In this lecture, we will explore real-world use cases that push the boundaries of modern artificial intelligence. The presentation is intended for a broad audience and showcases production scenarios where the cutting-edge AI solutions are not sufficient to solve problems. This can be due to speed, accuracy, and problem-specific constraints, or simply due to limited resources. Therefore, additional optimizations are necessary to make the solutions production-ready. During the lecture, we will uncover how classical methods and algorithms overcome these challenges through a series of practical cases, accompanied by real-world examples and demos.
We will present solutions in the fields of computer vision, image and video analysis, audio signal analysis, and solving complex optimization problems. We will discuss issues related to object tracking in videos, object detection in images, audio modification, and also touch upon classic domains such as applications in Supply Chain Management.
A special focus of the presentation is on identifying the mistakes engineers make when applying pre-trained models during system integration. Furthermore, the lecture will aim to motivate you to seek ways and opportunities to apply AI solutions to your products, regardless of your expertise in the field of AI. You will learn to recognize the need and, consequently, seek appropriate solutions.
Key Takeaways:
Stay Current with Cutting-Edge Deep Learning: Explore the latest in deep learning methods, harnessing pre-trained models while understanding their limitations.
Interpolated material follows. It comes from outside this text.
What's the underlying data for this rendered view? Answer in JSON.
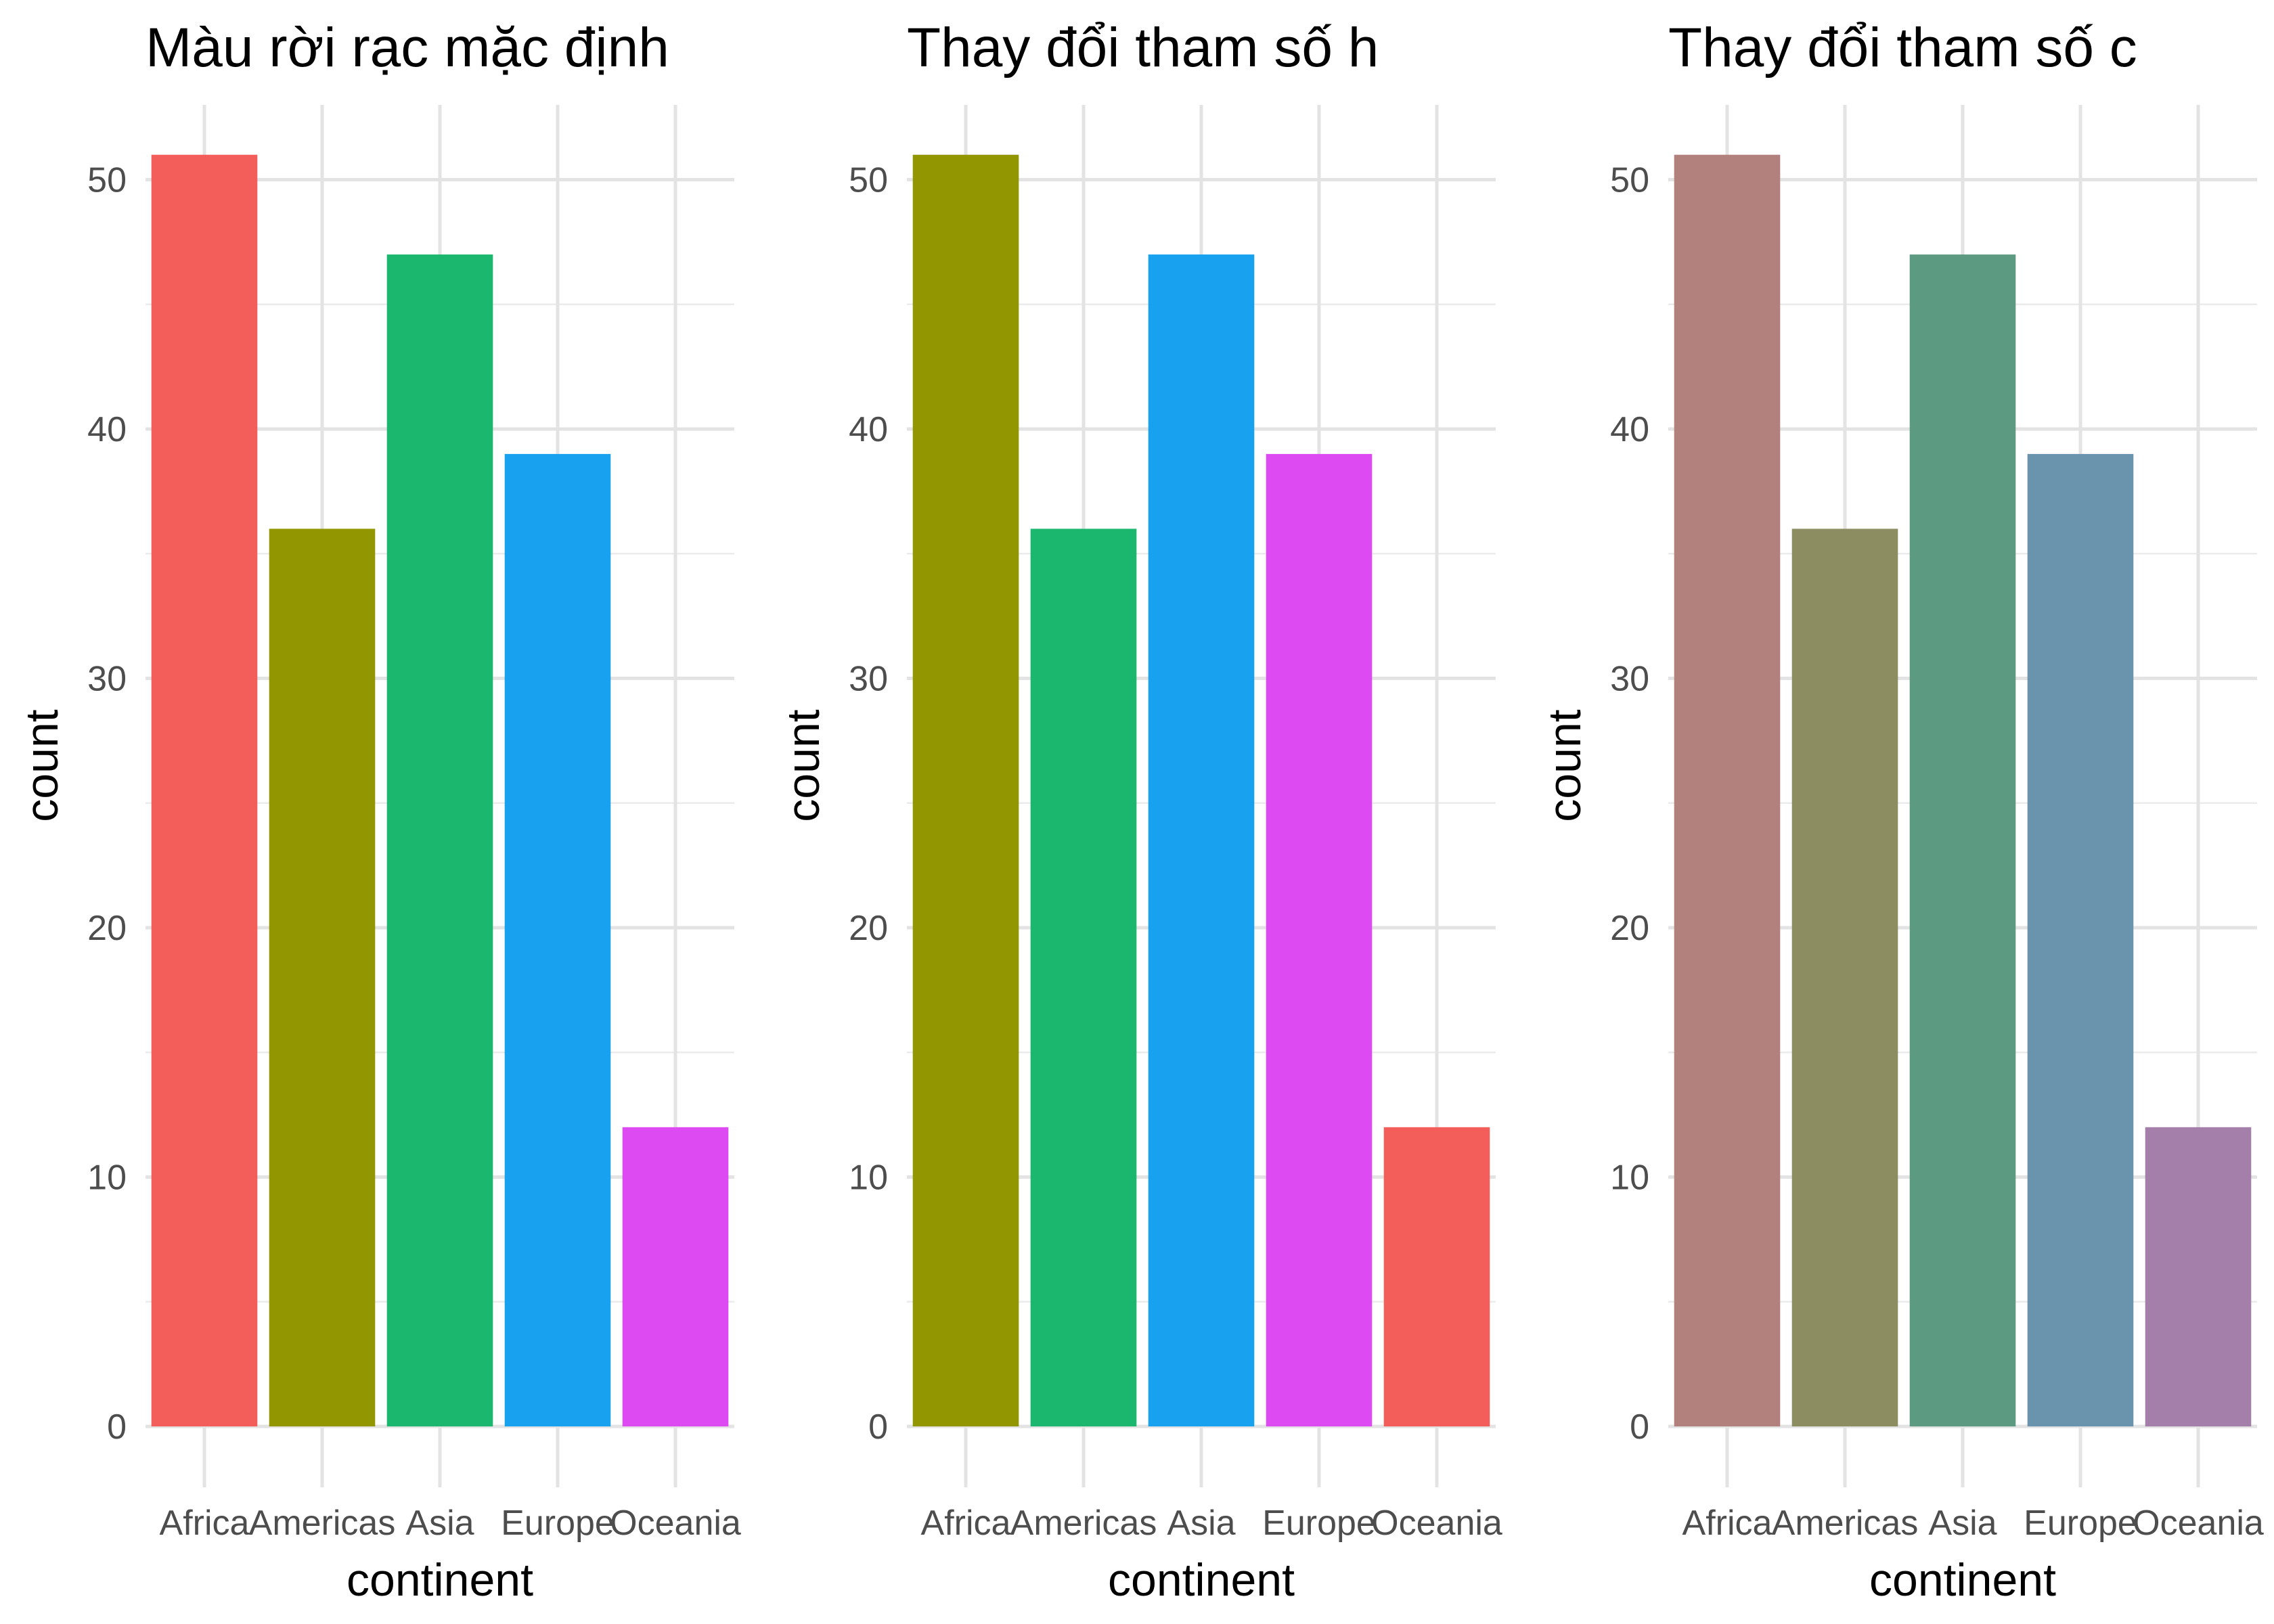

The Power of Optimization: Prioritize optimizations during implementation to save time and resources while achieving outstanding results.
Shift Your Mindset and Embrace Classic Techniques: Embrace a mindset shift by integrating classic methods, often enhancing the quality of your solutions.
Spot Optimization Opportunities: Sharpen your ability to identify optimization opportunities within projects, unlocking peak performance potential.